産学官の新たなプロジェクトはじまる……ひの@平山小 画像 産学官の新たなプロジェクトはじまる……ひの@平山小

IT業務効率

タブレットの持ち帰り学習にもチャレンジ
東京・日野市立平山小学校

 日野市立平山小学校(五十嵐俊子校長)は、平成22年度に総務省「ICT絆プロジェクト」で学習用タブレットを導入して以来、ICTを活用した効果的な指導方法の研究を進めており、昨年度には、教育の情報化に大きく貢献したとして「情報化促進貢献個人等表彰」で文部科学大臣賞を受賞している。

 今年度からは日野市・信州大学・企業が連携した次世代型学びプロジェクト「ひの@平山小」の実証校として、児童1人に1台のタブレットを貸与し学校と自宅で最新のICTを活用した学習環境を提供し、日常的な学習ツールとしてタブレットを活用する効果を検証している。

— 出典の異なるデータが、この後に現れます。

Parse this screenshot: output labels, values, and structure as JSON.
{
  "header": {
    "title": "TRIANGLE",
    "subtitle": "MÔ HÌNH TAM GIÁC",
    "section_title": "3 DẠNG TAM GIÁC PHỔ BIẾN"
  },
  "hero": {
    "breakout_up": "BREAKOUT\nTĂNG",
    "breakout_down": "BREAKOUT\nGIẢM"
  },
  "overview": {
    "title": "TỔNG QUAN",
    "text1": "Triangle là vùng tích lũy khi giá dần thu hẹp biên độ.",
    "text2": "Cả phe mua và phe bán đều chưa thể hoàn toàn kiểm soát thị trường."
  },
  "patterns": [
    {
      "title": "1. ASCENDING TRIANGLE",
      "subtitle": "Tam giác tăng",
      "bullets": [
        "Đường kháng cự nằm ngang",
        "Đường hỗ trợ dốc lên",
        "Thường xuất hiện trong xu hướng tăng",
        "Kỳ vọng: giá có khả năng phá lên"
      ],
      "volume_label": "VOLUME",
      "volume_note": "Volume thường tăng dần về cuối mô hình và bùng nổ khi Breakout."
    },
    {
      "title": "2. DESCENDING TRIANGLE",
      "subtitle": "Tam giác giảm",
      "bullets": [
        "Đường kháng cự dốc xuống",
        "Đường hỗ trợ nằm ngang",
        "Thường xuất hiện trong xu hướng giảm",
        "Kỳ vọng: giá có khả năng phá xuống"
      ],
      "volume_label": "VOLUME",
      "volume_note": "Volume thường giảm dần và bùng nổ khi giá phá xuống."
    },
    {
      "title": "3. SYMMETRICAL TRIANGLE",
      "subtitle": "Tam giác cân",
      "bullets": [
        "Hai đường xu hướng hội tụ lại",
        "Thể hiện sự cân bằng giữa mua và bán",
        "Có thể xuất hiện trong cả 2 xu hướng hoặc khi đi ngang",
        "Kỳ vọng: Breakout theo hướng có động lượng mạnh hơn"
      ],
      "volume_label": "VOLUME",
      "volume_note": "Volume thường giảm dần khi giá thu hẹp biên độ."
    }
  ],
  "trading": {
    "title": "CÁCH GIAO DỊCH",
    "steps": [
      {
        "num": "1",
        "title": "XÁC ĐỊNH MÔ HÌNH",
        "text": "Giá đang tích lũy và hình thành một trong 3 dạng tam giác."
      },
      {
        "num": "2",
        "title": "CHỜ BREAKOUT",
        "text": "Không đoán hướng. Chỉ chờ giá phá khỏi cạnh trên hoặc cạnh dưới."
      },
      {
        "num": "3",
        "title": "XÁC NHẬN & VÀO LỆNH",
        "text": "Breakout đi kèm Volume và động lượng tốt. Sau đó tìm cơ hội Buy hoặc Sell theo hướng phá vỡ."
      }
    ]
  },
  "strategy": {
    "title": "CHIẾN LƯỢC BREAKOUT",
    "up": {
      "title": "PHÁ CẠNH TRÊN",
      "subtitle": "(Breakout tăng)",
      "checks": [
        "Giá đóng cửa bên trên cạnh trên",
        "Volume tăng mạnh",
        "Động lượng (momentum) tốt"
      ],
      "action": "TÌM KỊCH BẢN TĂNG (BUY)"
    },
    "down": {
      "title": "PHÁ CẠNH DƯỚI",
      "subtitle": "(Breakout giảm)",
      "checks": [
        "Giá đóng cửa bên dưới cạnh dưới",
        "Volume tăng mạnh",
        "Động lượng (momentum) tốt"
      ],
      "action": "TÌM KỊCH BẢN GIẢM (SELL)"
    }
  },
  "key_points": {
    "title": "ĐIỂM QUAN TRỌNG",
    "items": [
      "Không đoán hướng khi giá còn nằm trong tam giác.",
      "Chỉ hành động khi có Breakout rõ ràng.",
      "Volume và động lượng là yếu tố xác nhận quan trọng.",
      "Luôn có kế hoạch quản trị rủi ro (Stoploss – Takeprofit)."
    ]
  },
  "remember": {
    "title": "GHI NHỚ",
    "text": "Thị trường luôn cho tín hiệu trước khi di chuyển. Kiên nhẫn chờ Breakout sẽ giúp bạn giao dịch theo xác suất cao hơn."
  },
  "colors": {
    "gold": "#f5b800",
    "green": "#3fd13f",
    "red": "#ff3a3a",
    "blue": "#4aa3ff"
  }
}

 今年の研究テーマは大きく3つある。基礎基本の修得に加えてアクティブ・ラーニングの実現にタブレットを活用すること、BYOD時代に向けて学校の情報環境整備のあり方を検討していくこと、児童の学びの過程や成果物を次の学びや指導・評価に生かすために可視化ツールなどのあり方を検討していくことで、6月26日には第1回目の公開研究会が行われた。

 相馬春奈教諭が指導した5年3組の国語「インタビューしよう」では、友達のことをよく知るために、よい尋ね方・答え方を考えてインタビューを行った。

 まず、3人1組でグループをつくり、「聞き手」「話し手」にわかれて夏休みに行きたいところをテーマにインタビューを行った。タブレットで録音し、音声を再生してうまくいった点やうまくいかなかった点を話し合い、その観点を元に再度インタビューを行って、1回目と比較した。

 録音・再生の場面で活用したタブレットでは、話者別の音声録音再生ツールを使うことで、よいことを引き出したきき方にマークをつけて友達のインタビューの良さに気付いて自分の改善につなげていく姿が見られた。

 授業後の相馬教諭は「タブレットを使うことで、インタビューした内容の振り返りがとてもしやすかった。子供たちにも声をしっかり機械に届けようとする姿勢が見られ意欲が高まった様子があった」と話していた。

 堀切遼一教諭の6年2組ではタブレットで宿題に取り組む予行練習が行われた。
 まずは教諭がタブレットを持ち帰る際に注意することとして、学校で充電しておくことやどこにいてもインターネットにつながること、1問解いたら同期を取ることなどを児童に伝えた。

 続いて、帰宅するという設定でランドセルにタブレットに入れて、教室を離れて別の場所に行き、そこでタブレット上に提示された宿題に取り組んだ。教諭は個々の児童の学習状況を把握して児童のノートに○をつけたり、アドバイスを書き込んでいた。

 その後、翌日に登校してきたという設定で教室に戻り、ランドセルからタブレットを取り出し、自分の習熟に応じた課題に取り組んだ。

 五十嵐校長は「本校ではこれまでにタブレットの持ち帰り学習を行っていませんでしたが、BYOD時代を見据えて今回のプロジェクトで新しくチャレンジしようとしています。今回の6年生では、そのシミュレーションを行いました」と話し、「持ち帰り学習は子供の興味を持続させ、勉強したいという意欲を刺激し続けられるので、子供の可能性を大いに広げることができると思っています」と期待を寄せている。